Rembrandt’s love of the line

okt 15, 2018

When I was eighteen I studied in the States for a year and discovered drawing. I was meant to explore different subjects to find a field of study for the future, because I hadn’t a clue what I wanted to ‘be’. Drawing was one of these subjects. Although my parents didn’t think it would constitute a serious occupation, I experienced more meaningfulness in drawing than I ever did during my secondary education. One of the artists I studied and was deeply moved by, was Rembrandt. I especially loved his drawings and etchings, far more than I ever loved his paintings. I guess I was captured by his ‘love of the line’.

It is often said about this ‘love of the line’ that Rembrandt was able to use the line to capture form as well as essence; to give a life-like substance to the forms he was drawing but also to use his lines so spontaneously and expressively that he showed the spirit within. Here are a few examples that move me:

Fig.1: Rembrandt van Rijn. Asian Elephant (1637)

This drawing of an elephant is a beautiful example of how Rembrandt uses just a few lines to playfully suggest the spectators in the background, and to elaborately form the elephant’s bulk and wrinkled skin with lines that seem both precisely and freely drawn.

Fig.2: Rembrandt van Rijn. the Three Crosses (1653)

To me the most striking in this drypoint etching are the straight lines upward, suggesting a light from above shining on the figure of Jesus, in contrast with all the chaos and pain at the foot of the cross. This is made with very sketchy lines. The rearing horse, the man on the horse and some mourners are quite clearly formed but many spectators are just suggested and disappear in the blackness of the ink at the edges.
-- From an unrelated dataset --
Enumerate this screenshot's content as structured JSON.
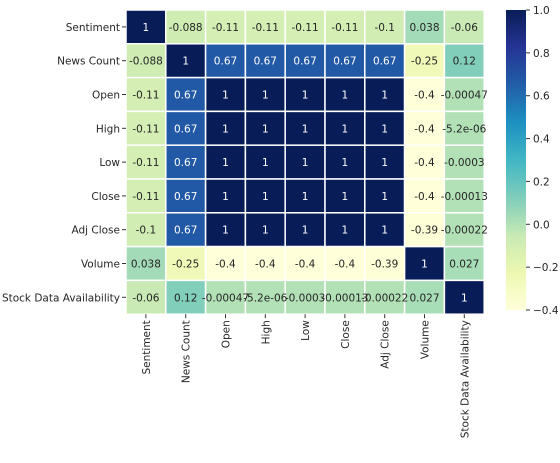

And these two drawings are beautiful examples how with a few brushstrokes on paper, Rembrandt captures the essence of his subjects:

Fig.3: Rembrandt van Rijn. a Young Woman Sleeping (1654) 

Fig.4: Rembrandt van Rijn. Homer dictating to a scribe (1663) 

In her article ‘Judicious Negligence’, Stephanie Dickey describes how Rembrandt contrasts substance and spirit by leaving out details, by deliberately leaving some areas of his etchings very sketchy and other areas very detailed. In this way, he opens up the imagination of the viewer to combine the primary (detailed) and secondary (sketchy) subjects in these etchings; thereby adding meaning that would not have emerged so well, had the etching been completely ‘finished’. (Dickey, 1986)

I will end with a quote from this article discussing ’the Hog’, an etching from 1643.

Fig.5: Rembrandt van Rijn. the Hog (1643)

The contrasting techniques of elaborate finish and summary sketch are well suited to their different tasks: the recording of palpable physical presence, and the evocation of vivid and evanescent life. In placing the placid, hairy bulk of the hog, for instance, against the busy peasant family, Rembrandt reminds us of the difference between still life and liveliness that will not, even for an instant, hold still. This contrast between substance and spirit implies the distinction between tangible reality and intangible idea – between the thing seen and its metaphoric associations. (Dickey, 1986)

The leaving out of detail to capture ‘essence’ will be an interesting thing to explore. In my next blog I will turn to another genius of spontaneous sketch-like drawing: sir Quentin Blake!

Dickey, S. (1986) ‘Judicious Negligence’, The Art Bulletin, Vol. 68, No. 2, 1986, pp. 253-262

Rembrandt. (1637). Asian Elephant. [Black chalk and charcoal on paper]. London: the British Museum.

Rembrandt. (1643). The Hog. [Etching and drypoint]. Haarlem: Teylers Museum.

Rembrandt. (1653). The Three Crosses. [Drypoint printed on vellum]. Amsterdam: Rijksmuseum.

Rembrandt. (1654). A Young Woman Sleeping. [Ink on paper]. London: British Museum.

Rembrandt. (1663). Homer dictating to a scribe. [Pen and brown ink on paper]. Amsterdam: Rembrandthuis.